To see if the treatments of d-amphetamine and chlorpromazine have any influence upon the orienting response and general behavioral activity, 3 groups of male Holtzman rats were prepared, namely d-amphetamine animals (1.0 mg/kg.i.p.), chlorpromazine rats (1.0 mg/kg.i.p.) and the physiological saline control animals. The general behavioral activity was examined by visual scanning using the time-sample method in the adaptation period of orienting response. The occurence of orienting response and its rate of habituation were evaluated by observing cessation of ongoing activity in response to a sound stimulus (1,000 Hz, 70 db & 0.1 sec), or turning of head toward the source of stimulus in 20 trials. Attention shift from sound to light stimulus was also tested in 10 trials.
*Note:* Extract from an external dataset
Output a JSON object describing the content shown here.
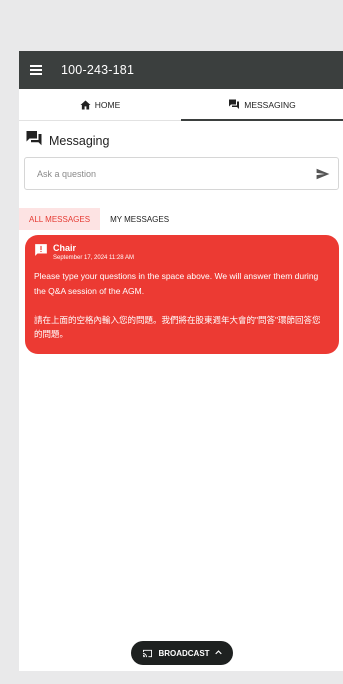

The results obtained were as follows; 1. The general behavioral activity of d-amphetamine group was significantly greater than that of control, however, the chlorpromazine animals showed the tendency to decrease in activity. 2. The d-amphetamine group showed the occurence of orienting response to sound significantly more often than that of placebo controls. However, the chlorpromazine group exhibited significantly fewer orienting response than the placebo group did. 3. The d-amphetamine group displayed no clear out habituation to the orienting response following the repetition of trials, though the placebo and the chlorpromazine groups demonstrated apparent habituation to the response. 4. The three animal groups did not differ significantly from each other with regard to shift of attention from sound to light stimulus. It is inferred that the d-amphetamine tends to increase general activity has a definite facilitative action of orienting response and a inhibitory influence upon the habituation of the latter response. On the contrary, the chlorpromazine tends to decrease general activity, has a inhibitory action of orienting response and facilitatory action of habituation of the response.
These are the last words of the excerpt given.